Mon admission à Shichisei, l'école des combattants, a été une expérience pour le moins éprouvante. J'y ai appris à obéir coûte que coûte. Ritsu sensei s'est exclusivement occupé de mon éducation et de mon entraînement. Cloîtré dans son bureau jonché de cadres aux papillons épinglés, je suffoquais, jour après jour. Je déteste les papillons ; ils sont faibles, et s'ils n'étaient pas aussi beaux, ils ne termineraient certainement pas cloués derrière une vitre.
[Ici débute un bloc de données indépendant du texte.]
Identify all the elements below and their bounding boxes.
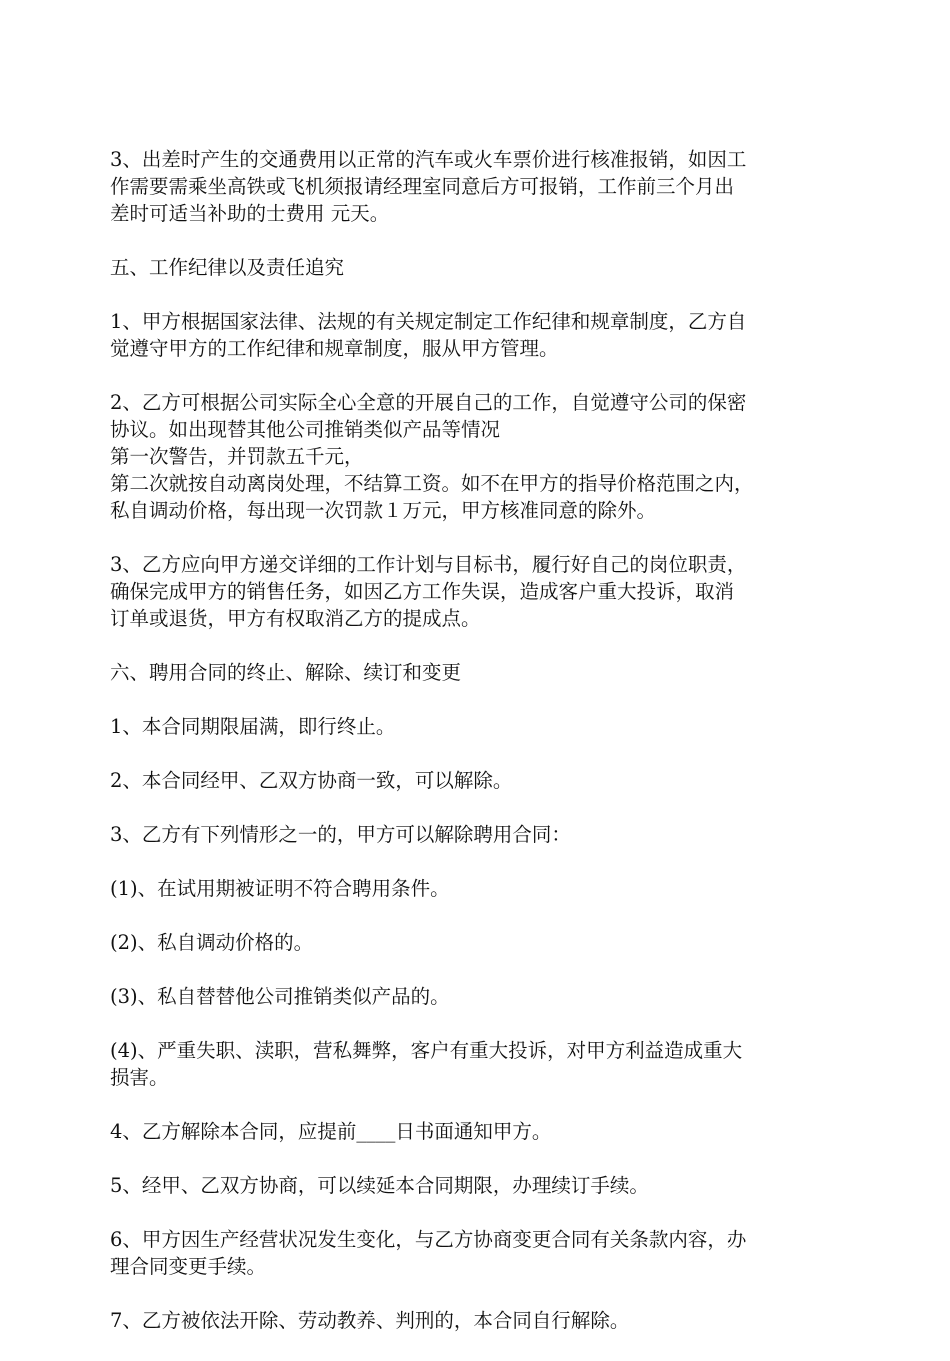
text-line: 作需要需乘坐高铁或飞机须报请经理室同意后方可报销，工作前三个月出 (110, 175, 735, 198)
paragraph (110, 929, 855, 956)
text-line: 第一次警告，并罚款五千元， (110, 445, 364, 468)
document-body (110, 146, 855, 1361)
paragraph (110, 389, 855, 524)
paragraph (110, 983, 855, 1010)
paragraph (110, 767, 855, 794)
paragraph (110, 713, 855, 740)
paragraph (110, 659, 855, 686)
text-line: 私自调动价格，每出现一次罚款１万元，甲方核准同意的除外。 (110, 499, 657, 522)
paragraph (110, 875, 855, 902)
text-line: 7、乙方被依法开除、劳动教养、判刑的，本合同自行解除。 (110, 1309, 630, 1332)
paragraph (110, 551, 855, 632)
text-line: 2、本合同经甲、乙双方协商一致，可以解除。 (110, 769, 513, 792)
text-line: 觉遵守甲方的工作纪律和规章制度，服从甲方管理。 (110, 337, 559, 360)
paragraph (110, 1037, 855, 1091)
text-line: 2、乙方可根据公司实际全心全意的开展自己的工作，自觉遵守公司的保密 (110, 391, 747, 414)
paragraph (110, 821, 855, 848)
text-line: 1、甲方根据国家法律、法规的有关规定制定工作纪律和规章制度，乙方自 (110, 310, 747, 333)
paragraph (110, 1226, 855, 1280)
text-line: 协议。如出现替其他公司推销类似产品等情况 (110, 418, 501, 441)
text-line: (1)、在试用期被证明不符合聘用条件。 (110, 877, 450, 900)
text-line: 4、乙方解除本合同，应提前____日书面通知甲方。 (110, 1120, 552, 1143)
paragraph (110, 254, 855, 281)
paragraph (110, 1307, 855, 1334)
text-line: 1、本合同期限届满，即行终止。 (110, 715, 396, 738)
text-line: 3、出差时产生的交通费用以正常的汽车或火车票价进行核准报销，如因工 (110, 148, 747, 171)
paragraph (110, 1172, 855, 1199)
text-line: 第二次就按自动离岗处理，不结算工资。如不在甲方的指导价格范围之内， (110, 472, 754, 495)
text-line: 6、甲方因生产经营状况发生变化，与乙方协商变更合同有关条款内容，办 (110, 1228, 747, 1251)
text-line: 5、经甲、乙双方协商，可以续延本合同期限，办理续订手续。 (110, 1174, 649, 1197)
text-line: 订单或退货，甲方有权取消乙方的提成点。 (110, 607, 481, 630)
paragraph (110, 146, 855, 227)
text-line: 确保完成甲方的销售任务，如因乙方工作失误，造成客户重大投诉，取消 (110, 580, 735, 603)
paragraph (110, 1118, 855, 1145)
text-line: (2)、私自调动价格的。 (110, 931, 314, 954)
text-line: 五、工作纪律以及责任追究 (110, 256, 345, 279)
text-line: 损害。 (110, 1066, 169, 1089)
paragraph (110, 308, 855, 362)
text-line: 3、乙方应向甲方递交详细的工作计划与目标书，履行好自己的岗位职责， (110, 553, 747, 576)
text-line: (4)、严重失职、渎职，营私舞弊，客户有重大投诉，对甲方利益造成重大 (110, 1039, 743, 1062)
text-line: 3、乙方有下列情形之一的，甲方可以解除聘用合同： (110, 823, 571, 846)
text-line: 差时可适当补助的士费用 元天。 (110, 202, 390, 225)
text-line: 六、聘用合同的终止、解除、续订和变更 (110, 661, 462, 684)
text-line: (3)、私自替替他公司推销类似产品的。 (110, 985, 450, 1008)
text-line: 理合同变更手续。 (110, 1255, 267, 1278)
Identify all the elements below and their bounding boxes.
Ritsu m'a montré comment devenir fort, comment surpasser la douleur ; et pour cela j'ai du essuyer des heures interminables de tortures physique et mentale. Les mains contre le mur, je m'entendais inlassablement répéter que la douleur engendre la peur, et que par conséquent, je ne devais en aucun cas la redouter. Elle serait pour moi une force.

"Soumets-toi.

Sois dominé.

C'est ta destiné.

Protège toujours ton sacrifice...

Et bats-toi !"

Serrer les dents... Comment ne pas crier... comment ne pas ciller... Toujours rester maître de la situation. Ne jamais se laisser déborder. Ne jamais être faible. Endurer. J'ai fini par m'y habituer et par faire abstraction des coups et des blessures. Les cicatrices sur mon dos ont disparu ; pas celles à vif, gravées dans mon cœur. On garde forcément des séquelles de ce genre de choses. Il paraît que je suis maso... je demanderais bien : à qui la faute ?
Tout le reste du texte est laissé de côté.